From Quitting to Crying in 6 Months
Michael Clegg | 10/06/2022
I was listening to a podcast, and the host told a story about the best boss he ever had on a particular episode. When he said, “I went from quitting to crying in 6 months,” it caught my attention.
Below is an excerpt from that show.
“I was so frustrated with my job and was bringing it home to my family. I was always in a bad mood and cranky. One day, I confided in my wife and told her I thought I would quit my job, and she asked me why. I told her that no matter what I did, my boss didn’t think my work was good enough. He is always questioning why I’m doing what I’m doing and making me consider other ways. My wife says, “well, are you doing what he said and considering other ways?” I told her I have, and yes, some other ways work better. Then she says, “well then, it sounds like he’s helping you get better.” Once I took a step back and analyzed what my boss was doing, it helped me change my perspective. He made me question everything I was doing to help develop new skills. I was looking for his answers, not his help. I immediately realized that if I expected him to give me the answers, I would call that micromanagement. I do want development. I didn’t realize that he was challenging me for growth.”
This story immediately made me think of some great advice I had from one of the best bosses that I’ve had. He said, “Clegg, ask questions instead of providing answers.” He believed that a leader’s job was to challenge their teams to think for themselves critically. We can help them find the answers but helping them develop a process for thinking is most important. When working with someone who challenges you, throw away your pride. Take a step back and ask yourself, are there other ways to get my job done?

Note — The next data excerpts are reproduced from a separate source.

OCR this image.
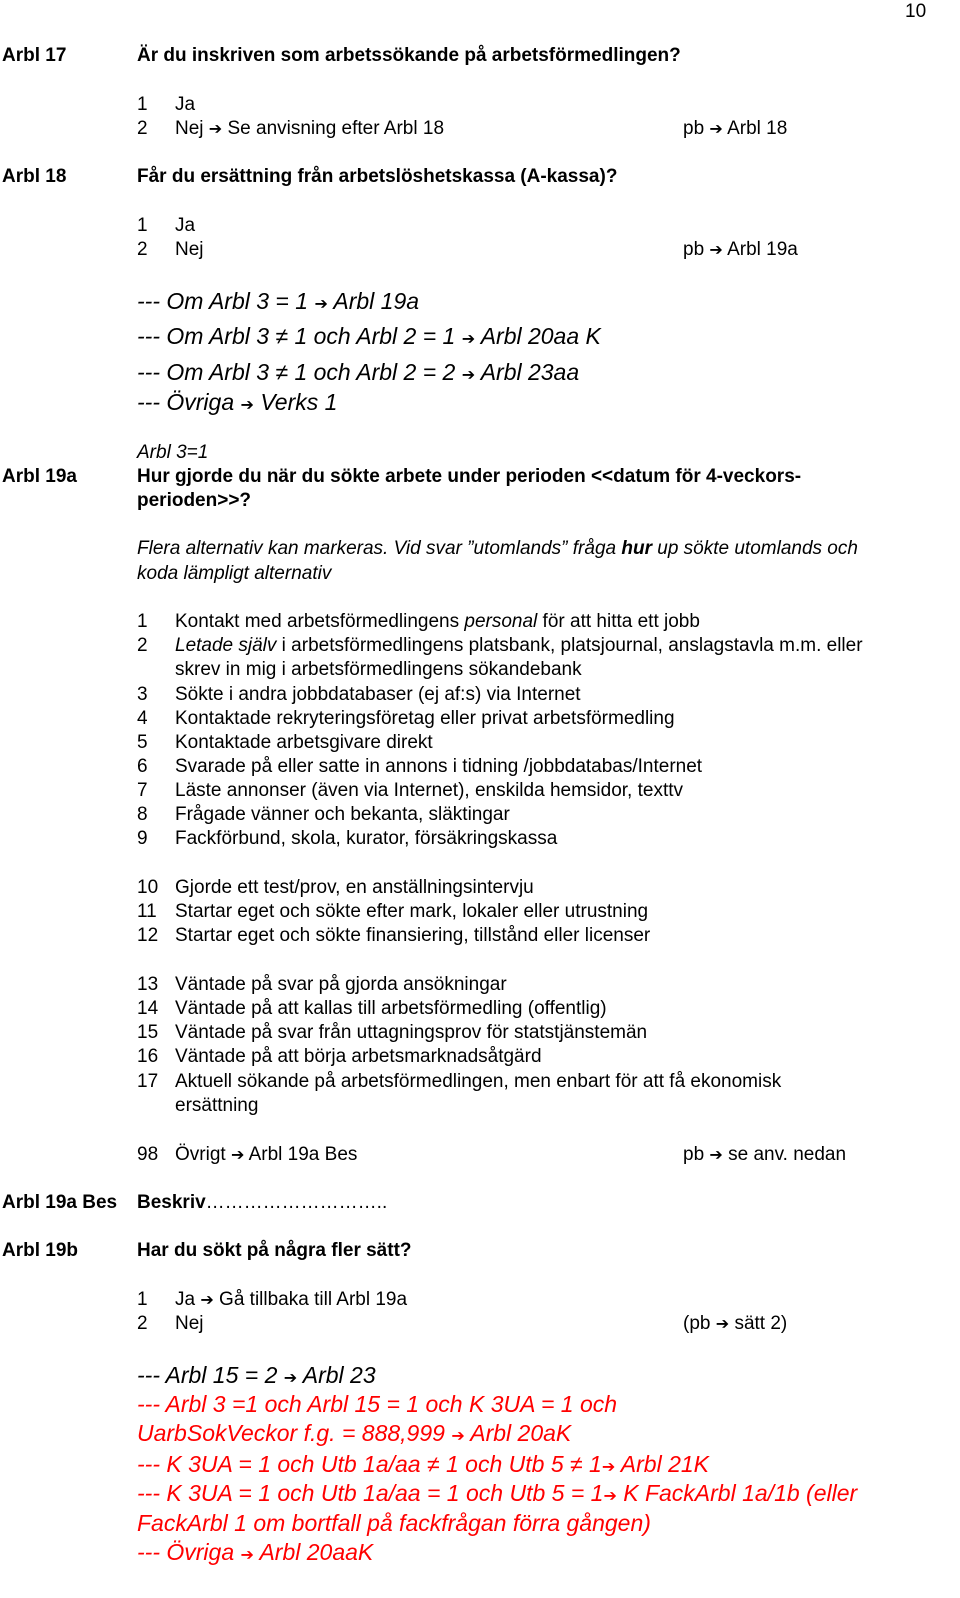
10
Arbl 17	Är du inskriven som arbetssökande på arbetsförmedlingen?
1 Ja
2 Nej ➔ Se anvisning efter Arbl 18	pb ➔ Arbl 18
Arbl 18	Får du ersättning från arbetslöshetskassa (A-kassa)?
1 Ja
2 Nej	pb ➔ Arbl 19a
--- Om Arbl 3 = 1 ➔ Arbl 19a
--- Om Arbl 3 ≠ 1 och Arbl 2 = 1 ➔ Arbl 20aa K
--- Om Arbl 3 ≠ 1 och Arbl 2 = 2 ➔ Arbl 23aa
--- Övriga ➔ Verks 1
Arbl 3=1
Arbl 19a	Hur gjorde du när du sökte arbete under perioden <<datum för 4-veckors-
perioden>>?
Flera alternativ kan markeras. Vid svar ”utomlands” fråga hur up sökte utomlands och
koda lämpligt alternativ
1 Kontakt med arbetsförmedlingens personal för att hitta ett jobb
2 Letade själv i arbetsförmedlingens platsbank, platsjournal, anslagstavla m.m. eller
skrev in mig i arbetsförmedlingens sökandebank
3 Sökte i andra jobbdatabaser (ej af:s) via Internet
4 Kontaktade rekryteringsföretag eller privat arbetsförmedling
5 Kontaktade arbetsgivare direkt
6 Svarade på eller satte in annons i tidning /jobbdatabas/Internet
7 Läste annonser (även via Internet), enskilda hemsidor, texttv
8 Frågade vänner och bekanta, släktingar
9 Fackförbund, skola, kurator, försäkringskassa
10 Gjorde ett test/prov, en anställningsintervju
11 Startar eget och sökte efter mark, lokaler eller utrustning
12 Startar eget och sökte finansiering, tillstånd eller licenser
13 Väntade på svar på gjorda ansökningar
14 Väntade på att kallas till arbetsförmedling (offentlig)
15 Väntade på svar från uttagningsprov för statstjänstemän
16 Väntade på att börja arbetsmarknadsåtgärd
17 Aktuell sökande på arbetsförmedlingen, men enbart för att få ekonomisk
ersättning
98 Övrigt ➔ Arbl 19a Bes	pb ➔ se anv. nedan
Arbl 19a Bes Beskriv………………………..
Arbl 19b	Har du sökt på några fler sätt?
1 Ja ➔ Gå tillbaka till Arbl 19a
2 Nej	(pb ➔ sätt 2)
--- Arbl 15 = 2 ➔ Arbl 23
--- Arbl 3 =1 och Arbl 15 = 1 och K 3UA = 1 och
UarbSokVeckor f.g. = 888,999 ➔ Arbl 20aK
--- K 3UA = 1 och Utb 1a/aa ≠ 1 och Utb 5 ≠ 1➔ Arbl 21K
--- K 3UA = 1 och Utb 1a/aa = 1 och Utb 5 = 1➔ K FackArbl 1a/1b (eller
FackArbl 1 om bortfall på fackfrågan förra gången)
--- Övriga ➔ Arbl 20aaK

Is someone helping show me the path to do that?
John Hagel III wrote an article in Harvard Business Review and said, “The leaders I talk to tend to be nervous about this (challenging their teams with questions) approach: Won’t it look like they don’t know what they’re doing? On the contrary, research has shown that expressing vulnerability and asking for help is a strong signal to others that you are trusting and are more likely to be trusted in return. If you can learn to ask questions well, it can help you connect with others. Thinking together can lead you to solve intractable problems and spark innovative thinking.”
Good leaders ask good questions. Many leaders assume that others expect them to have all the answers. They feel the need to make bold assertions that provide them confidence in their competence. Asking questions and soliciting other people’s feedback or opinions helps develop trust, the keystone of being a great leader.
The research is overwhelming that when a leader shows vulnerability and asks for help, it creates a strong feeling that you are trusting which earns you their trust in return. Asking for help or saying “I don’t know” is a sign of strength. Not weakness. The paradigm is usually flipped for most leaders. I was talking with a client telling me he was afraid to be vulnerable or say “I don’t know” because he didn’t want his boss to know about his lack of knowledge. That is precisely the wrong thought process. Most leaders don’t want someone that “knows it all” or has a “fixed mindset.” Great leaders want someone with a growth mindset who is not afraid to say, “I don’t know.” When in doubt, use statements like “tell me more” and “help me understand.”
After the podcast host got great advice from his wife, he said he started focusing on improving himself. He was asking questions of his leader to leverage his time and experience, which is a great way to gain a growth mindset. Six months after the podcast host began working in this manner, his boss announced his retirement. He said, “I went from quitting to crying in six months.”
Be vulnerable. It develops trust. It is NOT a sign of weakness but a sign of strength and a growth mindset.